By Mike Wise
Wednesday, December 2, 2009
About two years ago, during another tumultuous moment of the Fridge era, I asked Ralph Friedgen about a widely held perception: That in College Park, the football coach and the athletic director were believed to be tethered at the hip.
"Debbie and me, tethered at the hip?" Friedgen replied, deadpan. "That's quite a visual, isn't it?"
Debbie Yow inherited Gary Williams. But Friedgen was her first signature hire at Maryland. Bringing Friedgen back to his alma mater to resuscitate a slumping program 10 years ago was the first big, stick-your-neck-out move for Yow, a risk instantly rewarded by a Bowl Championship Series berth and 10-win seasons but now tested by the first 10-loss season in school history.
When all the public posturing was said and done, she stuck her neck out again and made the right decision early Tuesday morning. By retaining her former bread-winner -- by basically telling Friedgen, "Seven wins or else" -- the athletic director began the process of re-cementing a relationship that had become fractured almost beyond repair.
Friedgen's biggest supporter over the years certainly is feeling the heat today, her inbox no doubt filled with vitriol and financial details about how much money certain boosters have donated to Terp Nation and how the university is going to have to look for those funds elsewhere because she brought Ralph's tired old bones back.
Those e-mails probably all begin like this: "Hey Debbie, Notre Dame paid Charlie Weis to go away, Virginia told Al Groh to get lost and Florida State told Bobby Bowden to take his gold watch or else. And you can't get rid of Ralph? You can't pony up $4 million to buy his contract out?"
And, if she's honest, she will reply: "No, I can't. Not now."
Let's be clear: This was mostly about money -- or the lack of it.
The moment Maryland Gov. Martin O'Malley frowned upon state funds being used to possibly buy out Friedgen's contract, the Fridge was very likely granted a stay of execution. Irrespective of whether the tide had turned against Friedgen at the highest levels of the university, if a very disenchanted booster wasn't going to sign that check, the cash wasn't going to be there.

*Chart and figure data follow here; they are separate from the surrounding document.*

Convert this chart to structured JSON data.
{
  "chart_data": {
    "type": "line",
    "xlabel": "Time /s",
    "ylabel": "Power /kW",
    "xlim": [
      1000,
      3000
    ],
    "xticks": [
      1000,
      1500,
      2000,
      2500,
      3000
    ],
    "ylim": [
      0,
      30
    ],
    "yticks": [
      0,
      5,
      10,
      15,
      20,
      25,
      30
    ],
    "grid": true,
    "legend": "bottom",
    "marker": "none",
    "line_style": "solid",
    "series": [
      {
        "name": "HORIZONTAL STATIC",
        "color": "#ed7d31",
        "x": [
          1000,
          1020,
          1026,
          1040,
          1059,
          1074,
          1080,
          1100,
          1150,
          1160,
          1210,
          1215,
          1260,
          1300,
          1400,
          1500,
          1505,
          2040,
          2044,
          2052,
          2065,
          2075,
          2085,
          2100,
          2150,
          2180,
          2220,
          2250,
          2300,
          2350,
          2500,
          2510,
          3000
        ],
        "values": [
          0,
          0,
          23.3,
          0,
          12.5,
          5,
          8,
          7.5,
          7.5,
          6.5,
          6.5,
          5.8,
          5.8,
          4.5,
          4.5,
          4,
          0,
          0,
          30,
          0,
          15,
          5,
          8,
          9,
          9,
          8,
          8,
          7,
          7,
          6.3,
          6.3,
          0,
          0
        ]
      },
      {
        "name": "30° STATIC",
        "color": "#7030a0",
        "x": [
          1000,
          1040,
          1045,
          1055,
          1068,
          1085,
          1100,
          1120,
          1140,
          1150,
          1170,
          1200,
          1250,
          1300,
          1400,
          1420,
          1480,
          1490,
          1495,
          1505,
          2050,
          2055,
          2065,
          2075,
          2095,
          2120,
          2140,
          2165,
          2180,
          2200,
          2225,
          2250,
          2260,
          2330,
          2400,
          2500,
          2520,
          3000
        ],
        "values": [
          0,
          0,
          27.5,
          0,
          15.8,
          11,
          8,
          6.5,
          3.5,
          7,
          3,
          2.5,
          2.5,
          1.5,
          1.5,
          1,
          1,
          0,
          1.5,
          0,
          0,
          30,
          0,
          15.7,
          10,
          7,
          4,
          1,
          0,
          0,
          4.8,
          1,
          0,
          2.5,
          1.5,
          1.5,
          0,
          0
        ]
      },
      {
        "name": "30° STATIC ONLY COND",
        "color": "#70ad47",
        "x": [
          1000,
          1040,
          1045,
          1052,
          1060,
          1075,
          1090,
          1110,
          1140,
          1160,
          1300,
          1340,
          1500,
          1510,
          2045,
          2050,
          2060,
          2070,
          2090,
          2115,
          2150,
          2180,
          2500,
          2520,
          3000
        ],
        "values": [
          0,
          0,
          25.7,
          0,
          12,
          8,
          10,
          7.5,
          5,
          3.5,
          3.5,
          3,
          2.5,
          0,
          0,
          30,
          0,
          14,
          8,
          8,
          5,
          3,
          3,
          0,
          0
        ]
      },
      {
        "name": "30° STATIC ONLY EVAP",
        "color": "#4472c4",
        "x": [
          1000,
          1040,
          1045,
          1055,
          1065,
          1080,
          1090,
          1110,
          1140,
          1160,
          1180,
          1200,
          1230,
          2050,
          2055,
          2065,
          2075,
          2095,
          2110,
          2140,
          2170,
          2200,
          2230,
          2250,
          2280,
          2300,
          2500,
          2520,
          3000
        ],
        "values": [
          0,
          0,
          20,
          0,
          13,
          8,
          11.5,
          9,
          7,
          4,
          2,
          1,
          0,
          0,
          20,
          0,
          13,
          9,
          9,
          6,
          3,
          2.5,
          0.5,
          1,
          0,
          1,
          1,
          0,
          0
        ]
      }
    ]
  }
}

Yow had to know that, and she acted appropriately.
Some angry souls will say sentimentality got in the way of sound decision-making, the sweet nostalgia of those first three seasons that produced 31 wins, of bowl representatives in orange blazers visiting the Byrd Stadium press box to scout, yes, the home team.
Or even the grand sight of a burly coach billowing into American living rooms and shouting, "We must protect this house!" -- launching not just a national ad campaign for a new player in the athletic-apparel market but affirming that Maryland football had indeed arrived.
Of course those good times mattered to Yow. But it wasn't going to stop her from pulling the plug on her first big hire if Friedgen, over 3 1/2 hours of meetings the past two days, couldn't convince her that the Terrapins would return to their bowl-eligible days next season, that 2009's fall into the abyss was sparked by not just youth but an ugly spat of injuries, all of which converged to form the perfect storm over the Gossett Team House.
"Ralph said it best when he said, 'We took our lumps this season and we won't take our lumps again.' There were a lot of factors involved," Yow said Tuesday morning. Later, in a radio interview, she admitted the decision was not an easy one and that all possibilities, including termination of his deal, played out in her head before informing Friedgen of her decision at 9 a.m. Tuesday.
The realist will understand this was less about Yow's soft spot for Ralph than it was just plain good business.
For all the season ticket holders canceling today, for the projected $1 million Maryland could lose if it doesn't sell enough seats and suites next season, it could have been worse.
If Friedgen and his staff were out, goodbye four-star recruits. Hello, rebuild. And goodbye to millions more for another coach who wasn't going to be named Urban Meyer or Pete Carroll.
It's why the coach spent the first several hours of his new morning in College Park calling kids who were on the fence, re-recruiting the future because other programs had already convinced top-shelf players that their No. 1 patron at Maryland was out.
"We're going to be much better; I can promise you that," the son of the late Ralph Friedgen, a coach himself, said Tuesday morning. He added that he planned to stay as long as his alma mater wants him to stay.
Here's hoping he makes good on his promise to Yow, who, after some soul-searching moments and real doubt the past two months, decided it made sense to stick by her coach one final time -- maybe figuring that a 66-46 record over the last nine years, six bowl appearances and hope beat the alternative.
The only troubling part about the decision for those ornery, win-or-be-fired boosters: It confirms the worst fears of whether Maryland football should be genuinely thought of as a big-time program. When no one is prepared to stroke a check to exact change, like they would in the Southeastern Conference or Big 12, it supports the truth of what Terp Nation should truly expect given the resources and money involved.
For the better part of nine years, Ralph Friedgen has done the most with the tools given him, which really brings about some irony today, no? The monster he created never grew big enough to devour his career or contract at Maryland. It's why he and his athletic director are still tethered at the hip.